Modern olarak adlandırılan bu çağın insan ve toplumumuza “değer” olarak sunduğu sözde yenilikler, bin yılların ötesinden süzülüp gelen kendi kültür ve medeniyet değerlerimizle ne benzeşiyor ne de uyuşuyor. Hal böyle olunca geleceğe güven içinde ve güçlü bir şekilde yürümemiz gerekirken epey süreden beri birey olarak çetin savrulmalar, toplum olarak da derin kırılma ve dağılmalar yaşıyoruz.

Bu sözde yenilikler yaklaşık üç asır boyunca, modernlik ve çağdaşlık adı altında dünya toplumlarına olduğu gibi bize de dayatıldı. Neticede bütün insanlık kendi kültür birikimleriyle sözüm ona bu yenilikler arasında keskin bir tercihe zorlandı.

Sözün özü insanlık, geçen üç asırlık süreçte modernlik ve çağdaşlık adı altında tarihin en kapsamlı değer pazarlamacılığına maruz bırakıldı. Bunun sonucunda değerleri sanki altınmış gibi allanıp pullanarak dünyaya pazarlanan milletler, kendi kültür ve medeniyet birikimlerine yaslanıp bireysel ve sosyal yapılarını olabildiğince güçlendirerek geleceğe güven içinde yürümenin kaldırım taşlarını özenle döşerken buna karşılık değer dayatmasına maruz kalan toplumlar adeta ortadan ikiye bölünerek sosyal bir çatışmanın içine yuvarlandılar. Günümüzde coğrafyaları yaşanmaz hale getiren terör hadiselerinin, bitip tükenmek bilmeyen sosyal çatışmaların, birey ve toplumları esaret altına alan gerginlik ve öfke seliyle kişilik ve kimlik bunalımlarının altında yatan en temel sebeplerden birisi bu olsa gerek.

Bu çağ, gençleri görsel tüketim köleliği kıskacına aldı.

Bu gösteri ve gösteriş çağı gençleri okumaktan, düşünmekten, aklını kullanmaktan, vicdanının sesini dinlemekten ve karşılaştığı meseleleri tahlil etmekten koparıp görsel tüketim köleliğine indirgedi.

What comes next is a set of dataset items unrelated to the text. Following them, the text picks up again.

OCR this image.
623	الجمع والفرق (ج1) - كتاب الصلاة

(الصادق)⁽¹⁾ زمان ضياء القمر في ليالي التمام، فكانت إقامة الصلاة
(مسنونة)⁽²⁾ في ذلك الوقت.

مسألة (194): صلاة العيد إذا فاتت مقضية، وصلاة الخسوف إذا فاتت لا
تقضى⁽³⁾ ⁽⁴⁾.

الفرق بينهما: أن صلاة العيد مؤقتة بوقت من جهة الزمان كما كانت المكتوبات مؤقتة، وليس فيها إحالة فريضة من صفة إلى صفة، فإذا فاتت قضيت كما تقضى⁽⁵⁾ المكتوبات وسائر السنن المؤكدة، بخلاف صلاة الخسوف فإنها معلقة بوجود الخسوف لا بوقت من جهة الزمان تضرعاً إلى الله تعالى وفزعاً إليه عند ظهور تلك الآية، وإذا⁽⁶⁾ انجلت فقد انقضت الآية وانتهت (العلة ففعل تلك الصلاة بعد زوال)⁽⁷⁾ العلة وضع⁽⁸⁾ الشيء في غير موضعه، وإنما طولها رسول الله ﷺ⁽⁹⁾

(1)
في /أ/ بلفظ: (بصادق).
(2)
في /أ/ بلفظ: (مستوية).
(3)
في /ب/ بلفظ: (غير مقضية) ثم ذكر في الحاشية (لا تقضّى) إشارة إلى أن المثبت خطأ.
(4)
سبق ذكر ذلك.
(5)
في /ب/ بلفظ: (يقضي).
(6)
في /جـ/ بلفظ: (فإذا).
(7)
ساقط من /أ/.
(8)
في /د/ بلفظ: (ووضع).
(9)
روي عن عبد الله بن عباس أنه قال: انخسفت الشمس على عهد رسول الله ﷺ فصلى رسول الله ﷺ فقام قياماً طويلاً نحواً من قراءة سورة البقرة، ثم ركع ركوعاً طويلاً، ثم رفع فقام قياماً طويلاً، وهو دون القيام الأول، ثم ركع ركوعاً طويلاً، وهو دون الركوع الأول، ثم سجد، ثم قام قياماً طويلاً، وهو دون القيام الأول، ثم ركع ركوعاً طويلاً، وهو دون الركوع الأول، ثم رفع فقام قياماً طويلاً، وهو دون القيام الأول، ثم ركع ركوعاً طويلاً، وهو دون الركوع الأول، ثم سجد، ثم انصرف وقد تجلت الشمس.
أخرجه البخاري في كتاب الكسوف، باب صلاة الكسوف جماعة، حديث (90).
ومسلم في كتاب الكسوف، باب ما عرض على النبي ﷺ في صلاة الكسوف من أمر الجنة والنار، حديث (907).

Üzülerek ifade etmek gerekiyor ki gençlerimizin çoğunun zihni, sosyal medyada her zekâ gurubu için üretilip servise sunulan görsel içerikler çöplüğüne dönmüş durumda. Onların bu hayatta en değer verdiği şeyin ilki imaj ise ikincisi kendi düzeyine hitap eden bu görsel içeriklerden başkası değil. Ne yazık ki bunların çoğu da absürt görseller. Fırsat bulur bulmaz en samimi arkadaşlarıyla bu görselleri paylaşıp eğleniyor bizim gençler. Onların gündemi sadece bunlar. Bunun dışındaki şeyler ise sadece teferruat.

Eğer etkili tedbirler alamazsak bu gidişle bizim gençler imaj, absürt görsel içerik tüketimi ve idealsizlik şeytan üçgeninde ufalanıp gidecekler.   

Bu çağ yetişkin ve yaşlıları da genç kalabilme kıskacında bekletiyor.

Bir insanın kendine özen göstermesi, bakımlı olması ve yaşını taşıma vasfına haiz olması ne güzel hasletlerdendir. Gelin görün ki bu çağ bunların hepsini sadece tarihe iade etmekle yetinmiyor aynı zamanda adeta insanın dış görünüşünü yeniden şekillendiriyor.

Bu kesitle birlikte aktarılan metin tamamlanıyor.